4. A lack of approved drugs and cures
The scarcity of drugs and vaccines is not due to a lack of innovation. Drugs have been in development for years, but since pharmaceutical companies have had no financial incentive to fund them, researchers have hit walls. “People like me and others who have worked for years in vaccines and countermeasures are frustrated,” Thomas Geisbert, a professor of microbiology and immunology at the University of Texas Medical Branch in Galveston, said in an earlier TIME article. The supply of ZMapp, the drug that was given to a few health care workers, is exhausted. It comes from a small pharmaceutical company with nine employees, and the drug grows in a tobacco plant — requiring scientists to wait for a new crop to grow just for a new batch. Thankfully, clinical trials for other drugs have kicked off.
5. Treating Ebola as a “West Africa” problem
“It’s crucial countries not be lumped together,” says Nigerian Minister of Economy and Minister of Finance Ngozi Okonjo-Iweala. “The media writes about Africa and West Africa, but there needs to be differentiation. This will end up hurting the economies of countries that have no problems. Ghana never had any cases, Burkina Faso never had any cases.” Okonjo-Iweala was also the former managing director of the World Bank, and has seen how stigma damages economies.

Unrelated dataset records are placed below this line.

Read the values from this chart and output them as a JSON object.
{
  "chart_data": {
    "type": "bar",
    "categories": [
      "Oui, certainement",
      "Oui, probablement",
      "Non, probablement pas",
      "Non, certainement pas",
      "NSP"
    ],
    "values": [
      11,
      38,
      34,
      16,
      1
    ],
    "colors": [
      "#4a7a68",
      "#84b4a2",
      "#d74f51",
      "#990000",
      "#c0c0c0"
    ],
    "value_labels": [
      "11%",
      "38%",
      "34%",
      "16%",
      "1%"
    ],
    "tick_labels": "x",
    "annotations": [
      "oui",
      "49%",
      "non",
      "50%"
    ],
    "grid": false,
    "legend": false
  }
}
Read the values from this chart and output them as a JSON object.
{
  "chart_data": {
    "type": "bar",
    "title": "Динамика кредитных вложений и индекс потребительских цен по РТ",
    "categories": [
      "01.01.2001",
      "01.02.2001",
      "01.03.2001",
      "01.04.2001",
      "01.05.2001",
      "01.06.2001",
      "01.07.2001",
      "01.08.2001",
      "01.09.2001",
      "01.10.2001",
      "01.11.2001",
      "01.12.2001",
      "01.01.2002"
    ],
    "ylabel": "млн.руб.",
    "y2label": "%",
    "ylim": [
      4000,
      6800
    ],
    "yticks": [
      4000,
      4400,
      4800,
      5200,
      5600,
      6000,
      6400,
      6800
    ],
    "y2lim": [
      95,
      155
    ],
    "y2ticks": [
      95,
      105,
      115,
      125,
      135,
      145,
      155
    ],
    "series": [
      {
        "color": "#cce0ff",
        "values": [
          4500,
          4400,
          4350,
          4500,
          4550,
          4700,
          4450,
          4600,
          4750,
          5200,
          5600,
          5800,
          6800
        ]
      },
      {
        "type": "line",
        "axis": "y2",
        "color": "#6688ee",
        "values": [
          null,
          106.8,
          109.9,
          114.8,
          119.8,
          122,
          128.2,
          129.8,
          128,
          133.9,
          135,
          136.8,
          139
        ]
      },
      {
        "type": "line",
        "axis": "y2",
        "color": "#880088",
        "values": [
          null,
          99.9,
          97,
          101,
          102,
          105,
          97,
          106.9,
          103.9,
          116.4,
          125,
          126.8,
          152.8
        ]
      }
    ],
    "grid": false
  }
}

“We should stick to the specific countries so as not to cause massive economic damage,” says Okonjo-Iweala. “We have worked very hard to get the private sector to invest in Africa for the continent to grow based on the fact that we are a continent with a lot of vigor and good rates of return on investment. If you scare away investors by lumping the continent into one big mass, what good does it do? It will take another decade to recover.”
Nigeria has had 19 cases, seven deaths and everyone else survived. As of Tuesday, the 21 days of incubation expired for people who treated the infected, so currently no one is being monitored. “We’ve worked hard as a continent to overcome this kind of stigma of disease,” says Okonjo-Iweala.